1 can of Campbell’s Tomato Soup.
Ha! Just Kidding! You wish it were that easy, you…….weird, non-Polish person!!!
1 Polish Grandma, cane included. If you don’t have one of those, I will happily let you rent mine for an exorbitant fee.
An array of veggies, such as carrots, onions, Italian squash, celery, lots of tomatoes with the skin steamed off, and 1 clove of fresh garlic, chopped.
Saute the aforementioned veggies in 1-2 tablespoons of butter. You cannot substitute with Olive
Oil or margarine. Rented Polish Grandma will spit on you if you do.
Feel free to put your Rented Polish Grandma to work by having her watch you over your shoulder and make critical and demeaning remarks about your cooking, the fact that you aren’t Polish, and that your house is a cesspool. I mean, you may as well. You’re paying big bucks for her.
1-2 large heaping tablespoons of each, flour and sour cream
1 tsp sugar
3 bullion cubes. Prepare stock as directed. Bring to a slow boil.
Place the flour, can of tomato sauce, sauteed veggies and sour cream in a blender.
Push the “blend” button until it looks disgusting, like this:
Add this mixture to your slow boiling stock and mix thoroughly. Add sugar and a pinch or two of salt.
Oh! I almost forgot. You need some noodles. So boil those and toss them in.

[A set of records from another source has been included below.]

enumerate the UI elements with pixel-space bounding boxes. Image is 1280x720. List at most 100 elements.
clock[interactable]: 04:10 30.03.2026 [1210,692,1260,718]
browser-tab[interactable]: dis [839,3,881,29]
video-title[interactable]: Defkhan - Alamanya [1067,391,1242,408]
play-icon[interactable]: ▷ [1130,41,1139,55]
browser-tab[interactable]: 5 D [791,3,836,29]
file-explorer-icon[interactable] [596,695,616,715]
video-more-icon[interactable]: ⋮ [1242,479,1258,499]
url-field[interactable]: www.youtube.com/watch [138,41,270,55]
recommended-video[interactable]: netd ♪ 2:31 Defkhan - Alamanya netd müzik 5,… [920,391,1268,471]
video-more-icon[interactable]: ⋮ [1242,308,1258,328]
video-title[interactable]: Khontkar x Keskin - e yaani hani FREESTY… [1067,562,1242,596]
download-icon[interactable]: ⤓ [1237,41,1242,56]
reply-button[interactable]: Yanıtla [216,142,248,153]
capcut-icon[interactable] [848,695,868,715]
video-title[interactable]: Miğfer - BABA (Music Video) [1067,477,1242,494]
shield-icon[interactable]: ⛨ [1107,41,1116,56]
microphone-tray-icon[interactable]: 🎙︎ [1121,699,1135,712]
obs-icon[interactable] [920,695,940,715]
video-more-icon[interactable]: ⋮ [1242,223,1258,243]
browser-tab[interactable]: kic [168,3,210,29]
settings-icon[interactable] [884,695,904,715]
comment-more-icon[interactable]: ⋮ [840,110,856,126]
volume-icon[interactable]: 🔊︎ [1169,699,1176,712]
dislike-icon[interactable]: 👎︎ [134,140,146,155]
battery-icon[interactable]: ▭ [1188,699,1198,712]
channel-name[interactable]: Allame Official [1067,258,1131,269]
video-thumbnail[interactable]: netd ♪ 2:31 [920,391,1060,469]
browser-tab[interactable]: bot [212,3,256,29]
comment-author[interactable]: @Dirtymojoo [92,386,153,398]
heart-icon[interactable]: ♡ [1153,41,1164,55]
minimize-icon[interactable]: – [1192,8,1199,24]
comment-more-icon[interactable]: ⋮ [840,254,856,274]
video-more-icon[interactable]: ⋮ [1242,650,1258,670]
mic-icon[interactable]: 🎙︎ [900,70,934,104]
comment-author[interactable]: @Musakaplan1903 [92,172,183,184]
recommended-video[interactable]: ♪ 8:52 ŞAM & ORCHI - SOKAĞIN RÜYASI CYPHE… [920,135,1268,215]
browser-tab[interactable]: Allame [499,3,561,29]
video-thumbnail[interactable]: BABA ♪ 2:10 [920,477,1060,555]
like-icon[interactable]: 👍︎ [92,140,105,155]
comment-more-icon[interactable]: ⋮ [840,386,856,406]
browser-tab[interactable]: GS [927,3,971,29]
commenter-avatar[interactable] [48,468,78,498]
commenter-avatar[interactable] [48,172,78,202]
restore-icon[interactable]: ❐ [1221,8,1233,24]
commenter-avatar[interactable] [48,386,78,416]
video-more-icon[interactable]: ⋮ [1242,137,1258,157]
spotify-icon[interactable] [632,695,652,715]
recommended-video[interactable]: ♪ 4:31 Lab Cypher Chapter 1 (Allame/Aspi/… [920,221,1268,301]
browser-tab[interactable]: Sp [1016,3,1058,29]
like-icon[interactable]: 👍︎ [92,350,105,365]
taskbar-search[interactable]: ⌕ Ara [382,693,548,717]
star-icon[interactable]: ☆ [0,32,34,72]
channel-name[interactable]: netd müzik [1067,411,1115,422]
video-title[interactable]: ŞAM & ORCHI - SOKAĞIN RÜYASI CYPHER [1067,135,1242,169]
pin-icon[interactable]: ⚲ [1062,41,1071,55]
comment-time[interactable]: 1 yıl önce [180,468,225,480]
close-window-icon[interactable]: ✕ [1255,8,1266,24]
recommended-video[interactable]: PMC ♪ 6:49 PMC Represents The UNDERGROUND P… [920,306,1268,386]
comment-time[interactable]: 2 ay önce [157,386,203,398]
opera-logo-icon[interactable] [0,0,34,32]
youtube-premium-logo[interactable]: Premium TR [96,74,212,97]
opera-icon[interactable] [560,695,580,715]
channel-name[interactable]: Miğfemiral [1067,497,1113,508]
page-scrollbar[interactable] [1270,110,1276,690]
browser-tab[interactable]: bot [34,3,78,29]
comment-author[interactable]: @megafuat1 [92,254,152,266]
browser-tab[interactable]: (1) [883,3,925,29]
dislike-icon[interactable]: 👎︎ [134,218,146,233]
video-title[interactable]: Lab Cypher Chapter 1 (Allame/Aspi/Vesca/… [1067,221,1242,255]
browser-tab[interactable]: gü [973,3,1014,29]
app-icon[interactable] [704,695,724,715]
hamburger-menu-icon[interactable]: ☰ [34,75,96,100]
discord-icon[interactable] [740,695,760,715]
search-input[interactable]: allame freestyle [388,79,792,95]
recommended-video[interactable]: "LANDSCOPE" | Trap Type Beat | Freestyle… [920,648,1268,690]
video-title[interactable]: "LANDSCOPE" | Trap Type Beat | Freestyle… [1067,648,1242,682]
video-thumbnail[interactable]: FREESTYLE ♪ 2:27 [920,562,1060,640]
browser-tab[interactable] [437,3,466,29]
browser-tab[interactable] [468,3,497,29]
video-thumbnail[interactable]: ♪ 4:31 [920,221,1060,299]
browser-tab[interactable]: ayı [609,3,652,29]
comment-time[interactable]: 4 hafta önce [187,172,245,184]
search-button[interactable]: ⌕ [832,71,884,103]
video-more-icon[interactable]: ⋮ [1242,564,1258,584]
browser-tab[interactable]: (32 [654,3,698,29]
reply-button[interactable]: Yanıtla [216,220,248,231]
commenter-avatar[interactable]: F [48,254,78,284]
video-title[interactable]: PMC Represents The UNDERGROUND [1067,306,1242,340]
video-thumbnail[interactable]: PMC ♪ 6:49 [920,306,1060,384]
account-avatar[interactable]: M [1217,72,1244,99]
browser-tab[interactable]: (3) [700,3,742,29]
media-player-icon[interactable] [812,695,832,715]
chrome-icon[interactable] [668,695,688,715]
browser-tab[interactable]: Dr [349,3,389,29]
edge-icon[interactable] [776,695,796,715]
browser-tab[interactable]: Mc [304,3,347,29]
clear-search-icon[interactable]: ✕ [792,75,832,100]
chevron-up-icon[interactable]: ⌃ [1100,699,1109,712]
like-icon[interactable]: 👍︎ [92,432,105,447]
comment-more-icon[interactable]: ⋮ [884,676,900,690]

Finished product. Except there’s no caption in real life. That’s just fancy photo editing on my part. I know. Multi-talented I am.
Finally, have Polish-American son on hand (mine’s not for hire, something about Child Labor Laws, or some crap like that) to taste whether or not you failed in your attempt to recreate a beloved dish that has been enjoyed by Polish people for centuries. Really. It’s like the only thing my people have enjoyed since you know, the whole WWII thing, and Communism, and the fact that our country has been wedged between bigger, stronger, less polite neighbors throughout its’ torrid existence. So the least you could do is respect the damn recipe and try and get it right for pete’s sake.
You probably did fail.
But you can always come over here and have some of mine.
Unless of course you’re Russian or German.
In which case you don’t need an invitation, because you’ll probably just storm in here and take it without asking.